Search And FusionAuth
Overview
FusionAuth ships with two options for search: a simple search via the database search engine and the Elasticsearch search engine.
Configuration
As of version 1.16.0, FusionAuth ships with a database search engine as the default.
By selecting the appropriate installation guide, one can easily create a configuration with Elasticsearch pre-enabled.
Configuration Reference
The relevant properties which control the configuration of the search engine include search.type which specifies the search engine type.
For the database search engine, there is no other configuration needed.
All other settings referencing search apply to the Elasticsearch search engine only. Please see the Configuration Reference for more details.
Switch Engine Types
FusionAuth supports two different search engines. If you begin with one, you can change to the other if your needs change.
This tutorial walks through how to switch between the different search engines.
Docker
If you are running FusionAuth in a Docker environment, see the Using FusionAuth on Docker documentation for an example configuring Elasticsearch as the user search engine.
View Current Configuration
You may view the configured search engine type in the FusionAuth admin UI by navigating to System -> About . As you can see below, this system is configured to use the database search engine.
Using the Database Search Engine
This configuration is lightweight, simplifies installation and system complexity, but comes with the trade offs of limited search capabilities and performance implications.
The database search engine is appropriate for systems that are not dependent on the FusionAuth APIs, are not expected to have a large number of search results, or are running in an embedded environment.

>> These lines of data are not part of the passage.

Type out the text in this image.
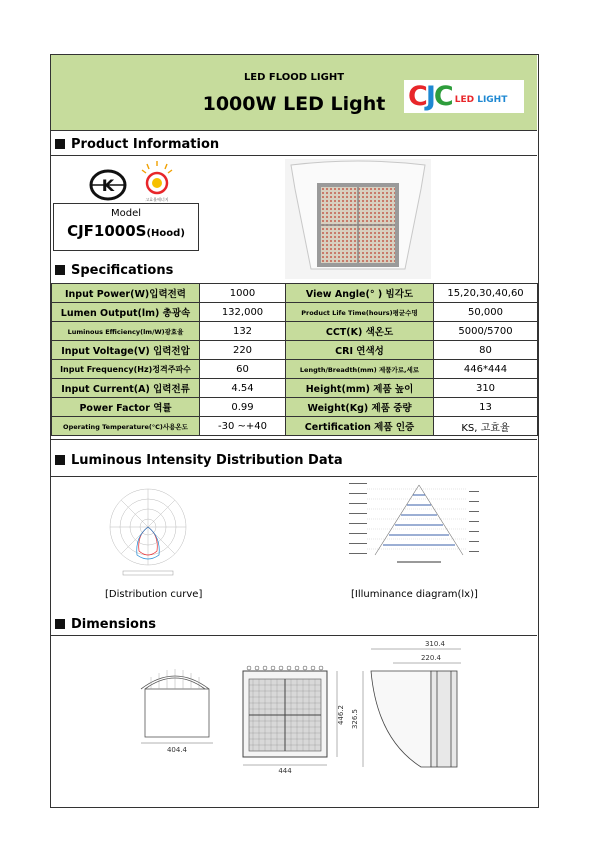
LED FLOOD LIGHT
1000W LED Light C J C LED LIGHT
Product Information
K
고효율에너지
Model
CJF1000S(Hood)
Specifications
Input Power(W)입력전력	1000	View Angle(° ) 빔각도	15,20,30,40,60
Lumen Output(lm) 총광속	132,000	Product Life Time(hours)평균수명	50,000
Luminous Efficiency(lm/W)광효율	132	CCT(K) 색온도	5000/5700
Input Voltage(V) 입력전압	220	CRI 연색성	80
Input Frequency(Hz)정격주파수	60	Length/Breadth(mm) 제품가로,세로	446*444
Input Current(A) 입력전류	4.54	Height(mm) 제품 높이	310
Power Factor 역률	0.99	Weight(Kg) 제품 중량	13
Operating Temperature(°C)사용온도	-30 ~+40	Certification 제품 인증	KS, 고효율
Luminous Intensity Distribution Data
[Distribution curve]	[Illuminance diagram(lx)]
Dimensions
404.4
444
446.2
310.4
220.4
326.5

If you don’t need advanced searching capabilities, you may be able to use the database search engine for large installations. This is not a use case FusionAuth tests, so ensure you provision your database with enough resources and benchmark your typical use cases.
Limitations
You may add a * character to wildcard match any character, including none. So *piedpiper will match piedpiper and thepiedpiper. You may put the wildcard at any location in a search string.
All search terms are converted to lowercase and compared with lowercase values. In other words, all database searches are case-insensitive.

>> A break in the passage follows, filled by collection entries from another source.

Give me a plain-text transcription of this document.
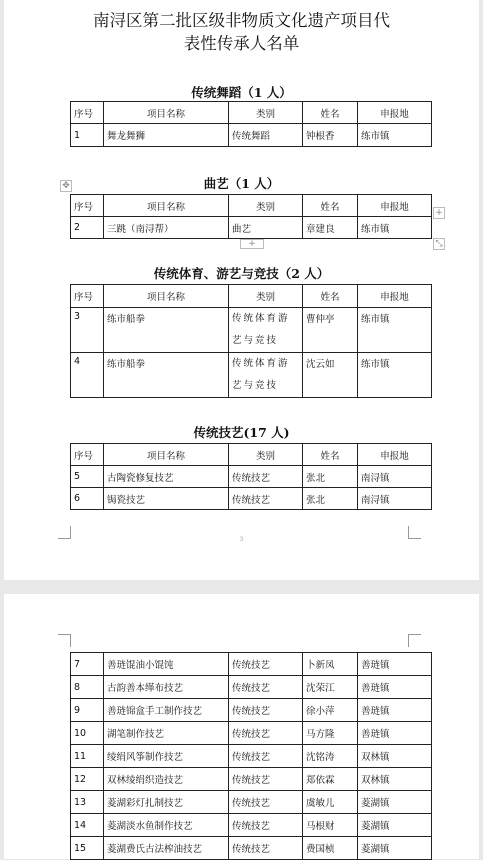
南浔区第二批区级非物质文化遗产项目代
表性传承人名单
传统舞蹈（1 人）
序号	项目名称	类别	姓名	申报地
1	舞龙舞狮	传统舞蹈	钟根香	练市镇
✥	曲艺（1 人）
序号	项目名称	类别	姓名	申报地
2	三跳（南浔帮）	曲艺	章建良	练市镇
+
+	⤡
传统体育、游艺与竞技（2 人）
序号	项目名称	类别	姓名	申报地
3	练市船拳	传统体育游艺与竞技	曹仲亭	练市镇
4	练市船拳	传统体育游艺与竞技	沈云如	练市镇
传统技艺(17 人)
序号	项目名称	类别	姓名	申报地
5	古陶瓷修复技艺	传统技艺	张北	南浔镇
6	锔瓷技艺	传统技艺	张北	南浔镇
3
7	善琏馄油小馄饨	传统技艺	卜新凤	善琏镇
8	古韵善本缂布技艺	传统技艺	沈荣江	善琏镇
9	善琏锦盒手工制作技艺	传统技艺	徐小萍	善琏镇
10	湖笔制作技艺	传统技艺	马方隆	善琏镇
11	绫绢风筝制作技艺	传统技艺	沈铭涛	双林镇
12	双林绫绢织造技艺	传统技艺	郑依霖	双林镇
13	菱湖彩灯扎制技艺	传统技艺	虞敏儿	菱湖镇
14	菱湖淡水鱼制作技艺	传统技艺	马根财	菱湖镇
15	菱湖费氏古法榨油技艺	传统技艺	费国桢	菱湖镇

Regular expressions, ranges, and other complicated queries can not be used.
Using the Elasticsearch Search Engine
Leveraging Elasticsearch enables advanced search capabilities on more numerous and granular data. It also provides a performance improvement.
The Elasticsearch search engine is appropriate for systems that are dependent on the FusionAuth APIs (such as user search), are expected to have a large number of results, or require more granularity in search than is provided by the standard database search engine.
Reindexing Elasticsearch
Reindexing is an expensive operation, especially if your system has a large number of users, so it should not be run unless necessary.
It is possible, though rare, for an Elasticsearch index to become out of sync with the database. If you stand up FusionAuth with a database dump and restore or import users using the User Import API, you may need to run this operation. You may also be instructed to do so by FusionAuth support.
In general, even if a temporary outage occurs with Elasticsearch, the index will be sync up automatically.
If you do need to run this, navigate to System -> Reindex in the FusionAuth admin UI to initiate a reindex of all users. This navigation item will only be displayed when the search engine is Elasticsearch.
Optionally, you can also reindex via API.
Pagination
You often need to paginate the results when running a query that matches many users or entities.
You can use the numberOfResults and startRow parameters to do so.
Pagination pseudocode to retrieve search results
{/* this is pseudo code and won't work out of the box */}
{/* adapt for whichever client and programming language you are using */}
startRow = 0
numberOfResults = 25
fullresults = [] // new array
results = client.search(query, startRow, numberOfResults)
count = results.length
fullresults.append(results)
while (count > 0) {
startRow = startRow + count
results = client.search(query, startRow, numberOfResults)
fullresults.append(results)
count = results.length
}You may also set numberOfResults to a higher number (500 or 5000, for example) to retrieve more results.
However, processing results 25 or 50 at a time has less impact on the FusionAuth system.
Note that prior to version 1.48.0 you’ll only be able to get back 10,000 results no matter how you paginate. See the Known Limitations section for more and some workarounds.
As of version 1.48.0, FusionAuth you can use a nextResults token to page past the 10,000 results limitation when using the Elasticsearch engine.
See the Extended Pagination section for more details.
Extended Pagination
Available since 1.48.0
Starting in version 1.48.0 of FusionAuth every search using the Elasticsearch engine will return a nextResults token in the response. You may use this token on subsequent calls to continue paging forward in the result set and go past the 10,000 results limit with Elasticsearch. Every search request made using a nextResults token will return a page of results and another nextResults token that can be used to retrieve the next page. These calls can be made indefinitely until the number of returned results is 0.
Internally FusionAuth uses this token to make a search_after parameter on the request to Elasticsearch. See the Elasticsearch documentation for more information.
Because this call relies on the parameters of a previous search request, you cannot supply new parameters in a search request with a nextResults token which would change the query to Elasticsearch.
As such, when using a nextResults token in a search request you may only supply the numberOfResults as an additional request parameter.
For more detail on extended pagination see the Searching Users With Elasticsearch guide.